ECLI:NL:RBGEL:2021:5142

Rechtbank Gelderland

Datum uitspraak
28 september 2021
Publicatiedatum
28 september 2021
Zaaknummer
05/018866-19
Instantie
Rechtbank Gelderland
Type
Uitspraak
Rechtsgebied
Strafrecht
Procedures
  • Eerste aanleg - meervoudig
Vindplaatsen
  • Rechtspraak.nl
AI samenvatting door LexboostAutomatisch gegenereerd

Veroordeling van verdachte voor diefstal van een Iphone 7 met geweld, maar vrijspraak voor diefstal met geweld

Op 28 september 2021 heeft de Rechtbank Gelderland in Zutphen uitspraak gedaan in de zaak tegen een verdachte die beschuldigd werd van diefstal van een Iphone 7, gepleegd op 5 november 2017 in Ede.

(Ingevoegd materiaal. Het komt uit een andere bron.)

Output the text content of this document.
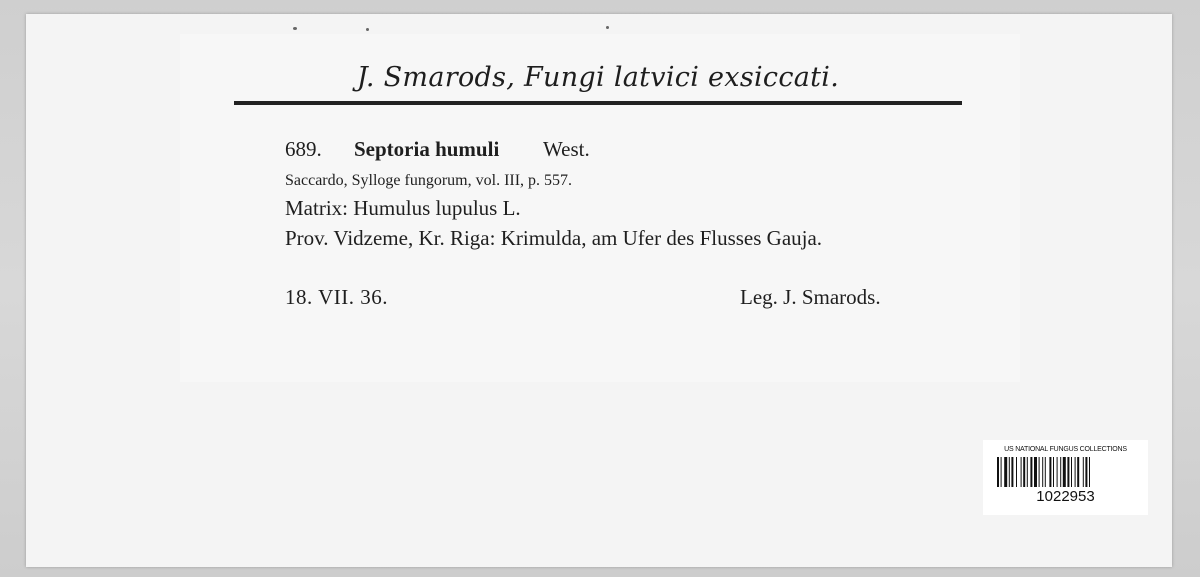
J. Smarods, Fungi latvici exsiccati.
689. Septoria humuli West.
Saccardo, Sylloge fungorum, vol. III, p. 557.
Matrix: Humulus lupulus L.
Prov. Vidzeme, Kr. Riga: Krimulda, am Ufer des Flusses Gauja.
18. VII. 36.	Leg. J. Smarods.
US NATIONAL FUNGUS COLLECTIONS
1022953
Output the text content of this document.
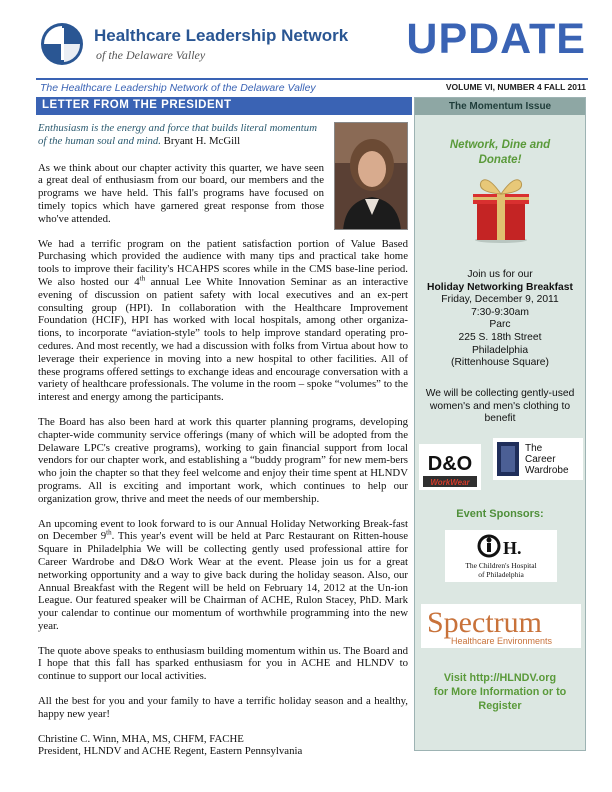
Healthcare Leadership Network
of the Delaware Valley	UPDATE
The Healthcare Leadership Network of the Delaware Valley	VOLUME VI, NUMBER 4 FALL 2011
LETTER FROM THE PRESIDENT
Enthusiasm is the energy and force that builds literal momentum of the human soul and mind. Bryant H. McGill
As we think about our chapter activity this quarter, we have seen a great deal of enthusiasm from our board, our members and the programs we have held. This fall's programs have focused on timely topics which have garnered great response from those who've attended.
We had a terrific program on the patient satisfaction portion of Value Based Purchasing which provided the audience with many tips and practical take home tools to improve their facility's HCAHPS scores while in the CMS base-line period. We also hosted our 4th annual Lee White Innovation Seminar as an interactive evening of discussion on patient safety with local executives and an ex-pert consulting group (HPI). In collaboration with the Healthcare Improvement Foundation (HCIF), HPI has worked with local hospitals, among other organiza-tions, to incorporate “aviation-style” tools to help improve standard operating pro-cedures. And most recently, we had a discussion with folks from Virtua about how to leverage their experience in moving into a new hospital to other facilities. All of these programs offered settings to exchange ideas and encourage conversation with a variety of healthcare professionals. The volume in the room – spoke “volumes” to the interest and energy among the participants.
The Board has also been hard at work this quarter planning programs, developing chapter-wide community service offerings (many of which will be adopted from the Delaware LPC's creative programs), working to gain financial support from local vendors for our chapter work, and establishing a “buddy program” for new mem-bers who join the chapter so that they feel welcome and enjoy their time spent at HLNDV programs. All is exciting and important work, which continues to help our organization grow, thrive and meet the needs of our membership.
An upcoming event to look forward to is our Annual Holiday Networking Break-fast on December 9th. This year's event will be held at Parc Restaurant on Ritten-house Square in Philadelphia We will be collecting gently used professional attire for Career Wardrobe and D&O Work Wear at the event. Please join us for a great networking opportunity and a way to give back during the holiday season. Also, our Annual Breakfast with the Regent will be held on February 14, 2012 at the Un-ion League. Our featured speaker will be Chairman of ACHE, Rulon Stacey, PhD. Mark your calendar to continue our momentum of worthwhile programming into the new year.
The quote above speaks to enthusiasm building momentum within us. The Board and I hope that this fall has sparked enthusiasm for you in ACHE and HLNDV to continue to support our local activities.
All the best for you and your family to have a terrific holiday season and a healthy, happy new year!
Christine C. Winn, MHA, MS, CHFM, FACHE
President, HLNDV and ACHE Regent, Eastern Pennsylvania
The Momentum Issue
Network, Dine and
Donate!
Join us for our
Holiday Networking Breakfast
Friday, December 9, 2011
7:30-9:30am
Parc
225 S. 18th Street
Philadelphia
(Rittenhouse Square)
We will be collecting gently-used women's and men's clothing to benefit
D&O
WorkWear
The
Career
Wardrobe
Event Sponsors:
H.
The Children's Hospital
of Philadelphia
Spectrum
Healthcare Environments
Visit http://HLNDV.org
for More Information or to
Register
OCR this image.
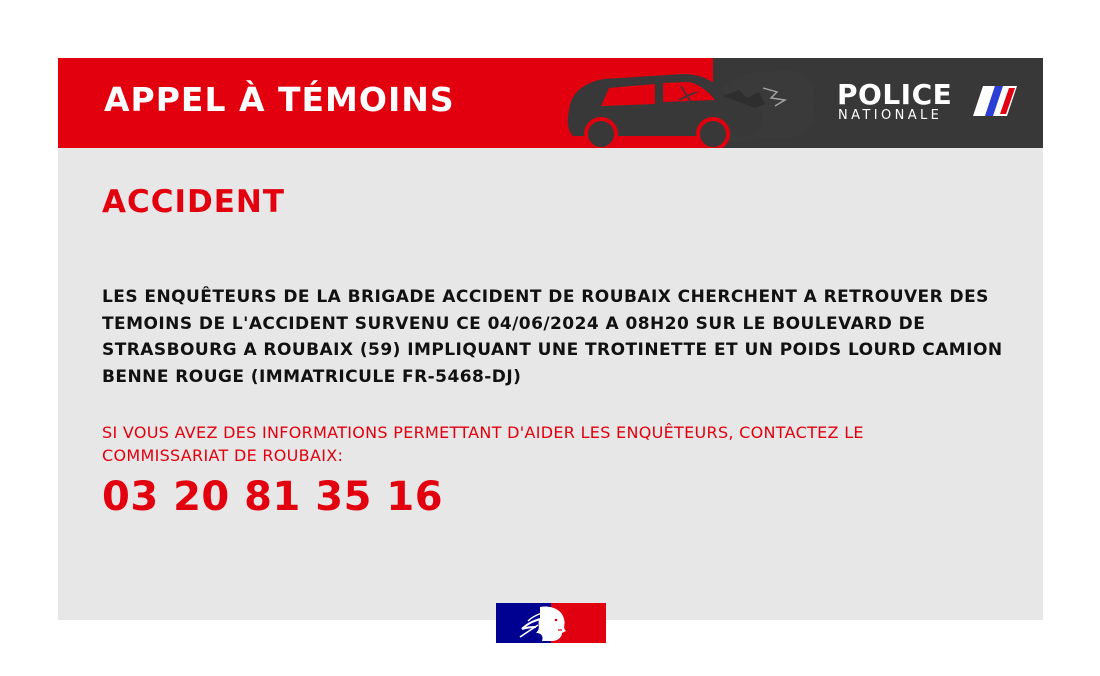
APPEL À TÉMOINS	POLICE
NATIONALE
ACCIDENT

LES ENQUÊTEURS DE LA BRIGADE ACCIDENT DE ROUBAIX CHERCHENT A RETROUVER DES TEMOINS DE L'ACCIDENT SURVENU CE 04/06/2024 A 08H20 SUR LE BOULEVARD DE STRASBOURG A ROUBAIX (59) IMPLIQUANT UNE TROTINETTE ET UN POIDS LOURD CAMION BENNE ROUGE (IMMATRICULE FR-5468-DJ)

SI VOUS AVEZ DES INFORMATIONS PERMETTANT D'AIDER LES ENQUÊTEURS, CONTACTEZ LE COMMISSARIAT DE ROUBAIX:

03 20 81 35 16
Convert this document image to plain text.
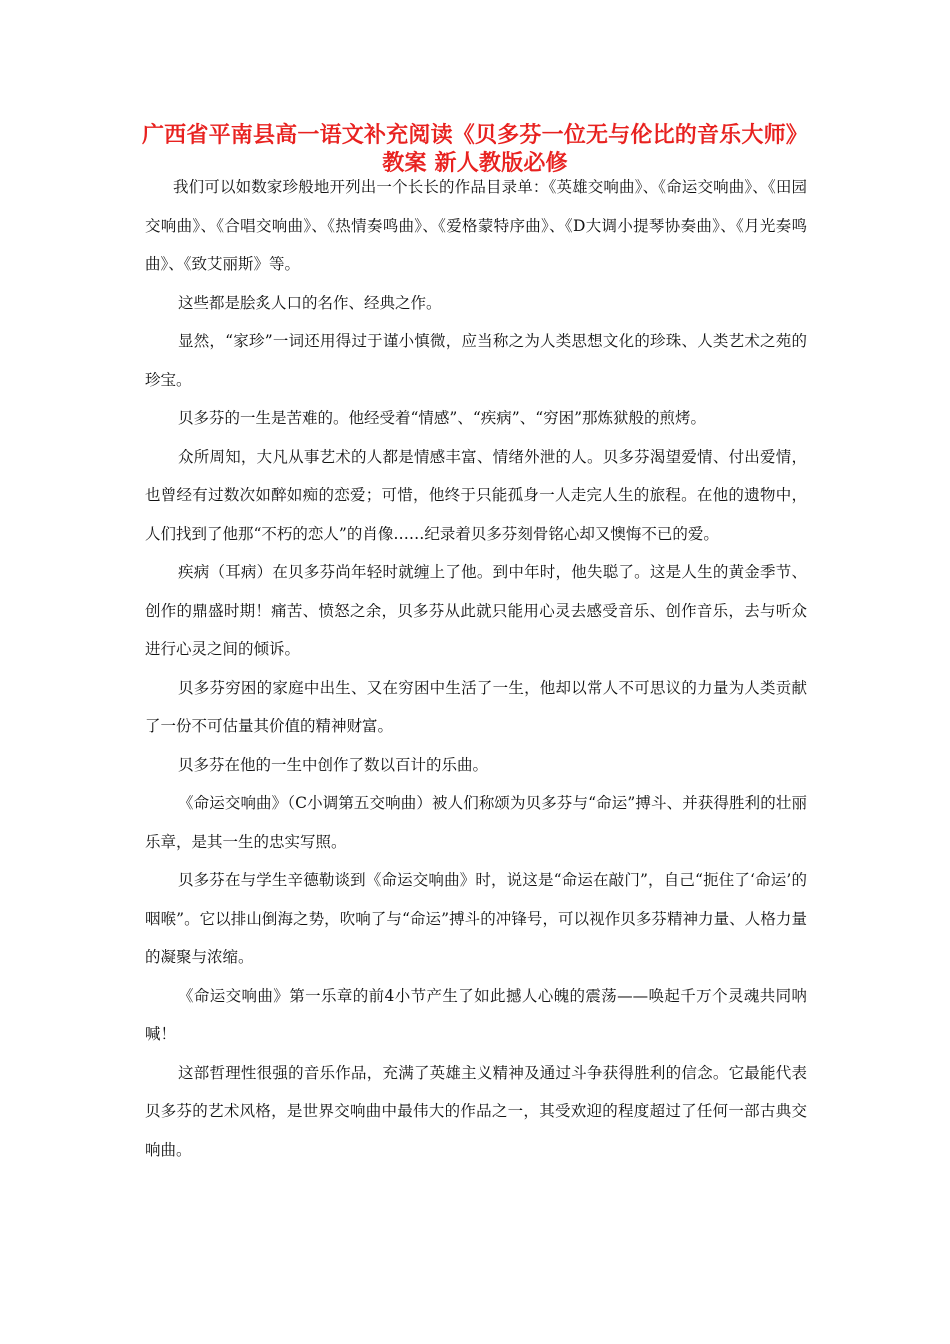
广西省平南县高一语文补充阅读《贝多芬一位无与伦比的音乐大师》教案 新人教版必修

我们可以如数家珍般地开列出一个长长的作品目录单：《英雄交响曲》、《命运交响曲》、《田园交响曲》、《合唱交响曲》、《热情奏鸣曲》、《爱格蒙特序曲》、《D大调小提琴协奏曲》、《月光奏鸣曲》、《致艾丽斯》等。

这些都是脍炙人口的名作、经典之作。

显然，“家珍”一词还用得过于谨小慎微，应当称之为人类思想文化的珍珠、人类艺术之苑的珍宝。

贝多芬的一生是苦难的。他经受着“情感”、“疾病”、“穷困”那炼狱般的煎烤。

众所周知，大凡从事艺术的人都是情感丰富、情绪外泄的人。贝多芬渴望爱情、付出爱情，也曾经有过数次如醉如痴的恋爱；可惜，他终于只能孤身一人走完人生的旅程。在他的遗物中，人们找到了他那“不朽的恋人”的肖像……纪录着贝多芬刻骨铭心却又懊悔不已的爱。

疾病（耳病）在贝多芬尚年轻时就缠上了他。到中年时，他失聪了。这是人生的黄金季节、创作的鼎盛时期！痛苦、愤怒之余，贝多芬从此就只能用心灵去感受音乐、创作音乐，去与听众进行心灵之间的倾诉。

贝多芬穷困的家庭中出生、又在穷困中生活了一生，他却以常人不可思议的力量为人类贡献了一份不可估量其价值的精神财富。

贝多芬在他的一生中创作了数以百计的乐曲。

《命运交响曲》（C小调第五交响曲）被人们称颂为贝多芬与“命运”搏斗、并获得胜利的壮丽乐章，是其一生的忠实写照。

贝多芬在与学生辛德勒谈到《命运交响曲》时，说这是“命运在敲门”，自己“扼住了‘命运’的咽喉”。它以排山倒海之势，吹响了与“命运”搏斗的冲锋号，可以视作贝多芬精神力量、人格力量的凝聚与浓缩。

《命运交响曲》第一乐章的前4小节产生了如此撼人心魄的震荡——唤起千万个灵魂共同呐喊！

这部哲理性很强的音乐作品，充满了英雄主义精神及通过斗争获得胜利的信念。它最能代表贝多芬的艺术风格，是世界交响曲中最伟大的作品之一，其受欢迎的程度超过了任何一部古典交响曲。
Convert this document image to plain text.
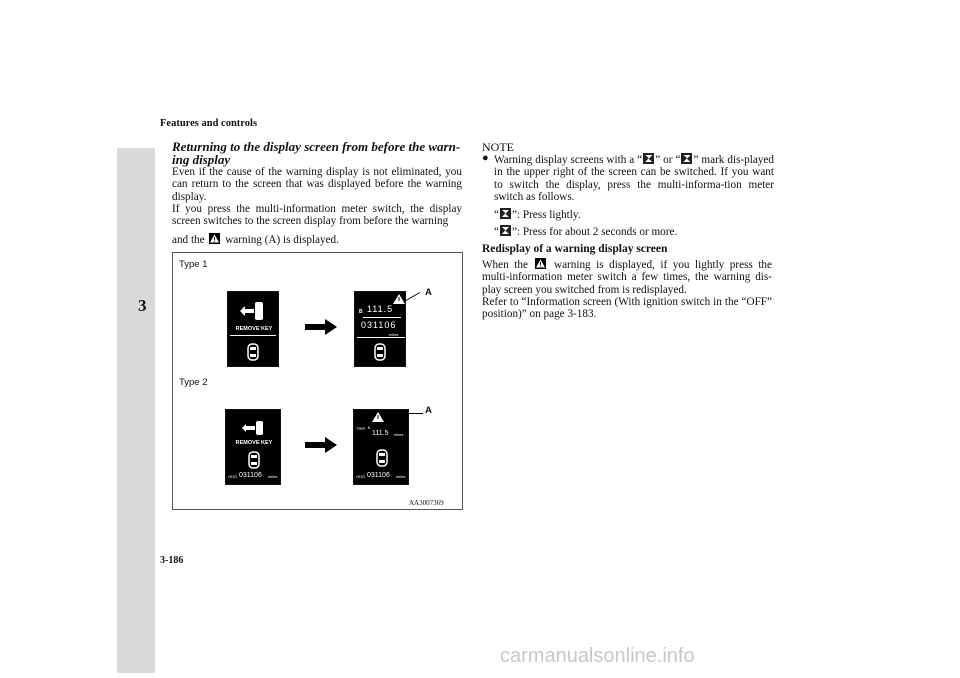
Features and controls
3
Returning to the display screen from before the warn-ing display
Even if the cause of the warning display is not eliminated, you can return to the screen that was displayed before the warning display.
If you press the multi-information meter switch, the display screen switches to the screen display from before the warning
and the warning (A) is displayed.
Type 1
Type 2
REMOVE KEY
B 111.5
031106
miles
A
REMOVE KEY
ODO 031106 miles
TRIP B
111.5 miles
ODO 031106 miles
A
AA3007369
NOTE
● Warning display screens with a “ ” or “ ” mark dis-played in the upper right of the screen can be switched. If you want to switch the display, press the multi-informa-tion meter switch as follows.
“ ”: Press lightly.
“ ”: Press for about 2 seconds or more.
Redisplay of a warning display screen
When the warning is displayed, if you lightly press the multi-information meter switch a few times, the warning dis-play screen you switched from is redisplayed.
Refer to “Information screen (With ignition switch in the “OFF” position)” on page 3-183.
3-186
carmanualsonline.info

De officier van justitie stelde dat de verdachte zich schuldig had gemaakt aan diefstal met geweld, maar de verdediging pleitte voor vrijspraak wegens gebrek aan bewijs. De rechtbank oordeelde dat er onvoldoende bewijs was voor de diefstal met geweld, maar dat de diefstal van de telefoon wel wettig en overtuigend bewezen kon worden. De rechtbank baseerde haar oordeel op getuigenverklaringen en de herkenning van de verdachte door verbalisanten. De verdachte werd veroordeeld tot een taakstraf van 80 uur, rekening houdend met de overschrijding van de redelijke termijn voor de behandeling van de zaak. Daarnaast werd de benadeelde partij, het slachtoffer, een schadevergoeding van € 400,00 toegewezen voor de materiële schade die voortvloeide uit de diefstal van de telefoon. De rechtbank verklaarde de overige vorderingen van de benadeelde partij niet-ontvankelijk, omdat deze niet direct voortvloeiden uit het bewezenverklaarde feit.

Uitspraak

RECHTBANK GELDERLAND
Team strafrecht
Zittingsplaats Zutphen
Parketnummer: 05/018866-19
Datum uitspraak : 28 september 2021
Tegenspraak
vonnis van de meervoudige kamer
in de zaak van
de officier van justitie
tegen
[verdachte],
geboren op [geboortedag] 1998 in [geboorteplaats] , wonende aan het [adres] .
Raadsvrouw: mr. E.D. van Elst, advocaat in Veenendaal.
Dit vonnis is gewezen naar aanleiding van het onderzoek op een openbare terechtzitting.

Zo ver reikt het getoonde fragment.